Indien op grond van de beschikbare bewijsmiddelen geen rechtstreeks verband valt te leggen tussen een voorwerp en een bepaald misdrijf, kan niettemin bewezen worden geacht dat een voorwerp ‘uit enig misdrijf’ afkomstig is, indien het op grond van de vastgestelde feiten en omstandigheden niet anders kan zijn dan dat het in de tenlastelegging genoemde voorwerp uit enig misdrijf afkomstig is.
Als uit het door het Openbaar Ministerie aangedragen bewijs feiten en omstandigheden kunnen worden afgeleid die van dien aard zijn dat zonder meer sprake is van een vermoeden van witwassen, mag van de verdachte worden verlangd dat hij een verklaring geeft voor de herkomst van het voorwerp.
Het hof leidt uit de stukken van het dossier en het verhandelde ter terechtzitting de volgende feiten en omstandigheden af.

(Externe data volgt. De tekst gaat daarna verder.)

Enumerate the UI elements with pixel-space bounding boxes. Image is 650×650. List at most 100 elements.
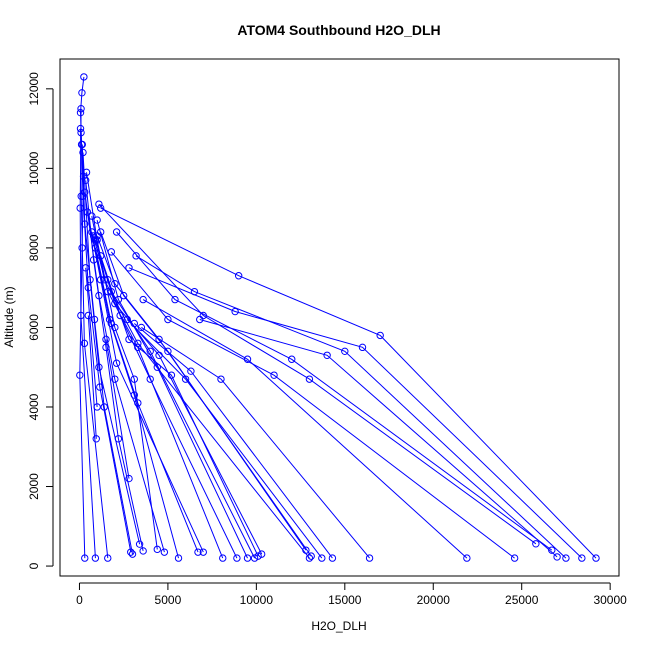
y-tick-label: 0 xyxy=(27,562,41,569)
data-point xyxy=(365,554,374,562)
data-point xyxy=(135,540,144,548)
data-point xyxy=(328,554,337,562)
series-line xyxy=(107,279,259,557)
data-point xyxy=(510,554,519,562)
y-axis-title: Altitude (m) xyxy=(2,286,16,347)
data-point xyxy=(78,140,86,149)
data-point xyxy=(88,212,96,220)
x-tick-label: 10000 xyxy=(240,593,274,607)
series-line xyxy=(133,323,333,559)
data-point xyxy=(81,176,90,184)
data-point xyxy=(219,554,227,562)
data-point xyxy=(89,232,98,240)
data-point xyxy=(137,323,146,332)
data-point xyxy=(80,339,89,348)
data-point xyxy=(254,552,262,560)
data-point xyxy=(125,474,133,483)
data-point xyxy=(139,547,147,555)
data-point xyxy=(107,248,116,256)
series-line xyxy=(91,216,310,559)
data-point xyxy=(358,343,367,352)
x-axis: 0 5000 10000 15000 20000 25000 30000 xyxy=(76,582,627,607)
series-line xyxy=(100,231,307,551)
y-axis: 0 2000 4000 6000 8000 10000 12000 xyxy=(27,72,54,569)
y-tick-label: 6000 xyxy=(27,314,41,341)
series-line xyxy=(116,231,553,551)
data-point xyxy=(100,276,108,284)
series-line xyxy=(96,219,248,559)
data-point xyxy=(107,319,116,328)
data-point xyxy=(160,548,169,556)
series-line xyxy=(110,251,515,559)
data-point xyxy=(270,371,278,379)
data-point xyxy=(532,540,540,548)
series-line xyxy=(82,152,141,545)
series-line xyxy=(94,247,199,553)
data-point xyxy=(78,89,86,97)
data-point xyxy=(76,108,85,117)
data-point xyxy=(96,252,105,260)
data-point xyxy=(91,554,100,562)
data-point xyxy=(107,287,116,296)
data-point xyxy=(95,200,103,208)
data-point xyxy=(128,550,137,558)
series-line xyxy=(126,319,323,559)
data-point xyxy=(112,359,121,367)
data-point xyxy=(77,128,85,137)
data-point xyxy=(196,315,204,324)
data-point xyxy=(80,73,88,81)
plot-frame xyxy=(59,58,620,577)
data-point xyxy=(95,363,103,371)
data-point xyxy=(100,403,108,411)
data-point xyxy=(96,204,105,212)
data-point xyxy=(79,148,87,157)
data-point xyxy=(104,554,112,562)
x-tick-label: 0 xyxy=(76,593,83,607)
data-point xyxy=(153,545,161,554)
data-point xyxy=(181,375,190,383)
data-point xyxy=(164,347,172,356)
data-point xyxy=(171,295,179,304)
series-line xyxy=(86,212,204,553)
data-point xyxy=(93,232,101,240)
x-tick-label: 20000 xyxy=(417,593,451,607)
data-point xyxy=(134,339,142,348)
data-point xyxy=(146,347,154,356)
data-point xyxy=(174,554,183,562)
data-point xyxy=(164,315,172,324)
data-point xyxy=(95,291,103,300)
data-point xyxy=(553,553,561,561)
data-point xyxy=(114,435,123,443)
data-point xyxy=(76,371,84,379)
data-point xyxy=(102,335,110,344)
data-point xyxy=(250,554,259,562)
data-point xyxy=(578,554,586,562)
data-point xyxy=(92,435,100,443)
data-point xyxy=(323,351,331,359)
data-point xyxy=(82,168,91,177)
data-point xyxy=(288,355,296,363)
y-tick-label: 4000 xyxy=(27,393,41,420)
data-point xyxy=(77,105,85,113)
data-point xyxy=(84,311,93,320)
data-point xyxy=(234,272,243,280)
series-line xyxy=(98,203,537,545)
data-point xyxy=(130,375,138,383)
data-point xyxy=(112,228,121,236)
series-line xyxy=(86,172,158,550)
series-line xyxy=(84,192,165,553)
data-point xyxy=(199,548,207,556)
y-tick-label: 2000 xyxy=(27,473,41,500)
y-tick-label: 10000 xyxy=(27,151,41,185)
data-point xyxy=(305,554,314,562)
data-point xyxy=(217,375,225,383)
chart-title: ATOM4 Southbound H2O_DLH xyxy=(237,22,440,38)
x-tick-label: 25000 xyxy=(505,593,539,607)
series-line xyxy=(110,291,256,559)
data-point xyxy=(132,252,140,260)
data-point xyxy=(93,403,101,411)
data-point xyxy=(376,331,384,340)
data-point xyxy=(81,220,89,228)
data-point xyxy=(119,291,128,300)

De medeverdachte [medeverdachte 1] heeft volgens gegevens van de Belastingdienst enkel in de maand januari 2003 een inkomen genoten van in totaal € 1.648 ,-. In de daaraan voorafgaande jaren noch in de jaren erna heeft hij inkomsten genoten. Bij de Belastingdienst is voorts geen vermogen bekend van [medeverdachte 1] . Hij komt niet voor in de gegevens van de Kamer van Koophandel, hij heeft volgens de gegevens van het Kadaster geen onroerende zaken op zijn naam staan en hij beschikt niet over een bankrekening in Nederland.
Op 19 juni 2003 is [medeverdachte 1] door het gerechtshof Amsterdam ter zake van poging tot gekwalificeerde doodslag en gekwalificeerde diefstal veroordeeld tot een gevangenisstraf van twaalf jaren. Deze veroordeling betrof een overval op een pand van Geldnet, waarbij een aanzienlijk geldbedrag werd buitgemaakt. Bij beslissing van 20 maart 2006 werd aan [medeverdachte 1] dienaangaande een ontnemingsmaatregel opgelegd ter hoogte van € 400.752,14. De detentie van [medeverdachte 1] ving aan op 19 oktober 2004 en op 24 maart 2011 werd hij voorwaardelijk in vrijheid gesteld.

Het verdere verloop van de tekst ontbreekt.